Test a sample restore of the virtual disk images from the source VM to the
appropriate VM on the recovery ESX Server machine. Be sure to restore the set
of files in the proper directory location in the recovery ESX Server system.
Next, you'll need to register the VM. Using the VMware VI client, connect to
the recovery ESX Server machine. Select the host, go to the Configuration tab,
and select Storage. In the list, right-lick the data store and choose Browse
Datastore to access the Datastore Browser dialog box. The right side of the
dialog box displays the file system on the datastore. Navigate the datastore's
hierarchy in the Folders tab. To register the VM, you'll need to navigate to
the configuration (.vmx) file, right-click it, and choose Add to inventory.
If necessary, you can modify the VM's network configuration. Now, you're ready
to power up the VM.
Note that from the ESX Server service console, you can view and manipulate
files in the /vmfs/volumes directories of mounted VMFS volumes by using ordinary
file commands, such as ls and cp. Although mounted VMFS volumes might appear
similar to any other file system (e.g., ext3), VMFS is primarily intended to
store large files, such as disk images with sizes as large as 2TB. You can use
ftp, scp, and cp commands to copy files to and from a VMFS volume—as
long as the host file system supports these large files.
Host- or Server-Based Replication
In general, file-based replication mechanisms replicate data asynchronously
over the IP network while maintaining write order. There are two basic implementations
of file-based replication. The first involves loading an agent in the VM. This
method permits file-level changes to the OS, as well as the replication of data
through the IP network to a preconfigured virtual host in the recovery site.

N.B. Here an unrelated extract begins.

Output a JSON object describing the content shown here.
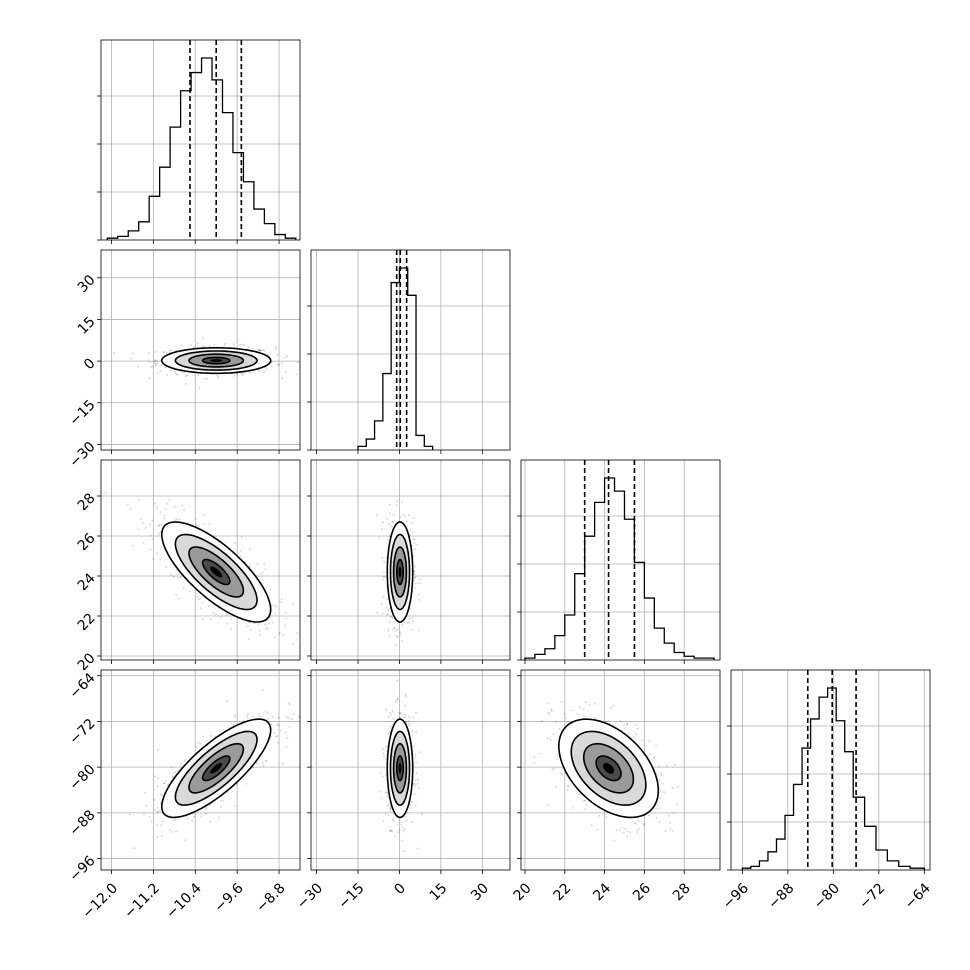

Then, the duplicate files at the target server are updated. Thus, only real-time
byte-level changes travel across the IP connection. The other implementation
is through the replication of the actual set of files that comprise the VM (e.g.,
virtual disk, configuration). With either implementation, remember that if activity
to disk isn't quiesced for replication, the replicated copy will be in a crash-consistent
state. Products such as Double-Take Software's Double-Take and EMC's RepliStor
integrate with Microsoft's Volume Shadow Copy Service (VSS), which makes the
creation of application-consistent snapshots possible on a secondary server—
allowing recovery of Windows data and applications in the event of corruption
or disaster on the source server.
To set up the environment, configure the setup source and recovery sites, as
I discussed earlier. Next, install the replication application and agent on
both the source VM and the corresponding VM in the target ESX Server system.
Create a replication job, specifying the files and directories to be replicated
and the frequency. After initial replication, perform a simple test to confirm
that the selected files and directories and changes are being propagated over,
and that the data is correct.
Testing Is a Must
Initial and regular testing is necessary to ensure that you're indeed prepared
for disaster. Some best practices to keep in mind include testing your documentation
and always keeping it up to date, testing your restore and failover procedures
and determining whether they meet your business objectives, and testing your
fail-back procedures. As requirements and technologies change, you might need
to revisit your current implementation and modify your disaster recovery plan,
architecture, and process.
I've walked you through the various options for applying virtualization technology
to disaster recovery in an environment that uses local SCSI storage. Every environment
is different, and as such your final solution can be a hybrid of the alternatives
I've presented. Even though server virtualization can address a lot of the complexity
and rigidity of a physical infrastructure, proper planning, architecture, and
testing are vital to achieving your business continuity and disaster recovery
objectives.
Good article, but it does not talk about once you have your physical server up and running again how to (if possible) restore from a vm to a physical.